Etats-Unis : l'ONU se dit "profondément choquée" par les conditions de détention des migrants

C'est ce qu'a déclaré, lundi, Michelle Bachelet, la Haut-Commissaire des Nations unies aux droits de l'homme.

Michelle Bachelet, la Haut-Commissaire des Nations unies aux droits de l\'homme, à Caracas (Venezuela), le 4 juillet 2019.
Michelle Bachelet, la Haut-Commissaire des Nations unies aux droits de l'homme, à Caracas (Venezuela), le 4 juillet 2019. (CRISTIAN HERNANDEZ / AFP)

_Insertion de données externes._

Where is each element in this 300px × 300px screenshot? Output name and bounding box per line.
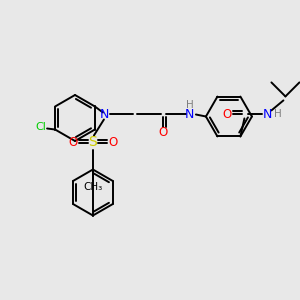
Text: CH₃: CH₃ [83, 182, 103, 193]
Text: H: H [274, 110, 281, 119]
Text: N: N [263, 108, 272, 121]
Text: S: S [88, 136, 97, 149]
Text: N: N [100, 108, 110, 121]
Text: N: N [185, 108, 195, 121]
Text: O: O [108, 136, 118, 149]
Text: O: O [68, 136, 77, 149]
Text: O: O [158, 126, 167, 139]
Text: O: O [223, 108, 232, 121]
Text: H: H [186, 100, 194, 110]
Text: Cl: Cl [36, 122, 46, 133]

La Haut-Commissaire de l'ONU aux droits de l'homme, Michelle Bachelet, s'est dite, lundi 8 juillet, "profondément choquée" par les conditions de détention des migrants aux Etats-Unis. "En tant que pédiatre, mais aussi en tant que mère et ancienne cheffe d'Etat, je suis profondément choquée que des enfants soient contraints de dormir sur le sol dans des installations surpeuplées, sans un accès adéquat à des soins de santé ou à de la nourriture et dans de mauvaises conditions sanitaires", a-t-elle écrit dans un communiqué.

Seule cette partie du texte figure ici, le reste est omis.